= Joseph Galizia =

American mobster

Joseph "Joe Glitz" Galizia (July 24, 1941 – 1998) was a New York mobster who became a high-ranking soldier in the Genovese crime family, and ran a large gasoline bootlegging operation.

==Becoming a family member==
In the mid-1970s, Galizia became a "made man" in the Genovese family by killing Genovese mobster Carlo "Collie" DiPietro. DiPietro had been a partner of both Galizia and future Gambino boss John Gotti, in a Queens flea market. During this time, Joe and Larry Galizia earned a reputation as a huge money maker, by moving his family into the extremely lucrative gasoline bootlegging rackets. While never attaining a position within the administration, Galizia became a very influential and wealthy mafioso who occasionally answered directly to Vincent Gigante and his uppermost family members, often going over his captain's head. Galizia maintained interests in several Queens and Long Island produce companies as well.

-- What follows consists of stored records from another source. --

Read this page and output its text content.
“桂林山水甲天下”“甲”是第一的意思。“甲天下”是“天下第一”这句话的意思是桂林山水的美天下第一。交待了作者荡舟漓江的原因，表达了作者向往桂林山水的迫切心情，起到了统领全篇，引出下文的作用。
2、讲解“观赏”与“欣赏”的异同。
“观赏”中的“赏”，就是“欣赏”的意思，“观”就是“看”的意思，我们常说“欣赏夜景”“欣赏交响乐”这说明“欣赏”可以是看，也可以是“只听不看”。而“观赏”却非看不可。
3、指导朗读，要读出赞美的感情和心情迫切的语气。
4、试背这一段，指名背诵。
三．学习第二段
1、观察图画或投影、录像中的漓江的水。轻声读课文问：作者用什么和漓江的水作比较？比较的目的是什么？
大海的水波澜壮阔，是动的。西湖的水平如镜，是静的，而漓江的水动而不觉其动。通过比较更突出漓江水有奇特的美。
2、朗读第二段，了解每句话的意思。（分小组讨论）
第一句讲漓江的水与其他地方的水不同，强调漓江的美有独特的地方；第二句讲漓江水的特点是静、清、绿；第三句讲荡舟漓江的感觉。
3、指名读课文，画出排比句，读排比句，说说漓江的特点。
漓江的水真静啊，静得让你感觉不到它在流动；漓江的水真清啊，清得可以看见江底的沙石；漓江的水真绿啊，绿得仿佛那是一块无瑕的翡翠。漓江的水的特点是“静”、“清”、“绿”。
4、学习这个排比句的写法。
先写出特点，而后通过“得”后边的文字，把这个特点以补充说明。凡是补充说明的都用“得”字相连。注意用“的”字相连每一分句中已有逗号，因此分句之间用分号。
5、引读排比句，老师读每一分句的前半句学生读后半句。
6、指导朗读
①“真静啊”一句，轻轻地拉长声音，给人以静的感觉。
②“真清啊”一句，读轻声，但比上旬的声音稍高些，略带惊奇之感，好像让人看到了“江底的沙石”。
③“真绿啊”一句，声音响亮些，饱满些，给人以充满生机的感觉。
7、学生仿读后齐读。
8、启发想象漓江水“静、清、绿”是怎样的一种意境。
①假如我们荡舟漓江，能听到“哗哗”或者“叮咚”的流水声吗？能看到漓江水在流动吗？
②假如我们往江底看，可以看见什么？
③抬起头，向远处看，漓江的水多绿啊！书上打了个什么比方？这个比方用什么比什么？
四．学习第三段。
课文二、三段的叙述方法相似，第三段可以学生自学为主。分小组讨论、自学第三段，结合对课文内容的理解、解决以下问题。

Galizia and his brother Larry ran construction schemes, loansharking, and extortion rackets in Queens, Brooklyn, Manhattan and Long Island. In the early 1980s, Larry went to federal prison for supervising a credit card fraud scheme. The Galizias also engaged in criminal activities with Genovese gangsters Rosario Gangi, Alphonse "Allie Shades" Malangone and Rudolph "Rudy Cueball" Izzi.

==Gasoline bootlegging partnership with the Russians==
The gasoline bootlegging rackets were originally conceived by Russian mobsters; however, the Russians needed the cooperation of the New York Mafia Five Families to continue their business. Galizia's operation was run by Russian mob boss Marat Balagula and his associates Igor Roizman, Igor Porotsky, and Sheldon Levine. The mobsters would set up shell companies to distribute gasoline at a price fraudulently represented as including federal, state and local excise taxes. Naturally, the mobsters would in fact pay no tax on such sales. Should the operation be uncovered by the authorities, the shell companies would simply be closed, and others opened.

Another major figure in the gasoline racket scene was Colombo crime family capo Michael Franzese, a friend of Galizia.

==Federal indictments==
In 1986, Galizia and six others were charged with evading over $11 million in taxes. All the defendants were eventually convicted or pleaded guilty, and all went to federal prison. In 1989, while in prison, Joe Galizia was suspected by federal investigators of ordering the murder of Michael Markowitz, a Russian gangster. Markowitz was shot dead in Brooklyn by Joseph Reisch. Galizia would be indicted again on similar charges in 1991.

An investigation by the New York State Governor's office reported that the New York Five Families bootlegging scheme avoided taxes on one out of every ten gallons of gasoline brought into the metropolitan area. The report stated that gasoline bootlegging had become the mob's most profitable scheme.

==LCN group running the gasoline rackets==
In being one of the Genovese family's first point-men in the gasoline bootlegging racket, Galizia was involved in the setting up of a council of mobsters that decided which wiseguys and families had the rights to which companies and profits. Other wiseguys involved in the operation included Genovese soldier Daniel "Danny" Pagano (based in the Bronx and East Harlem), Gambino captain Anthony "Fat Tony" Morelli (based in Staten Island), Gambino soldier Genaro "Jimmy Sweats" Dellamonica (Morelli Staten Island crew), Lucchese family underboss Anthony "Gaspipe" Casso (who testified before Congress about the Mob's involvement with the Russians), Colombo capo Victor Orena, Jr. (son of the family's former acting boss), Colombo soldiers Frank "Frankie the Bug" Sciortino and Joseph Audino (both Orena crew members)

==Family ties==
Joseph Galizia's brother Lawrence "Larry Glitz" Galizia is a Genovese soldier. Joseph Galizia's son Lawrence, a Genovese associate, was arrested in 2001 on federal loan sharking charges.

Former Gambino underboss Salvatore "Sammy the Bull" Gravano testified that at Galizia's son's wedding in the early-1990s, a sitdown was held between Gambino boss John Gotti and Patriarca crime family captain Junior Russo to avoid a shooting war with the family's new boss, Raymond Patriarca, Jr.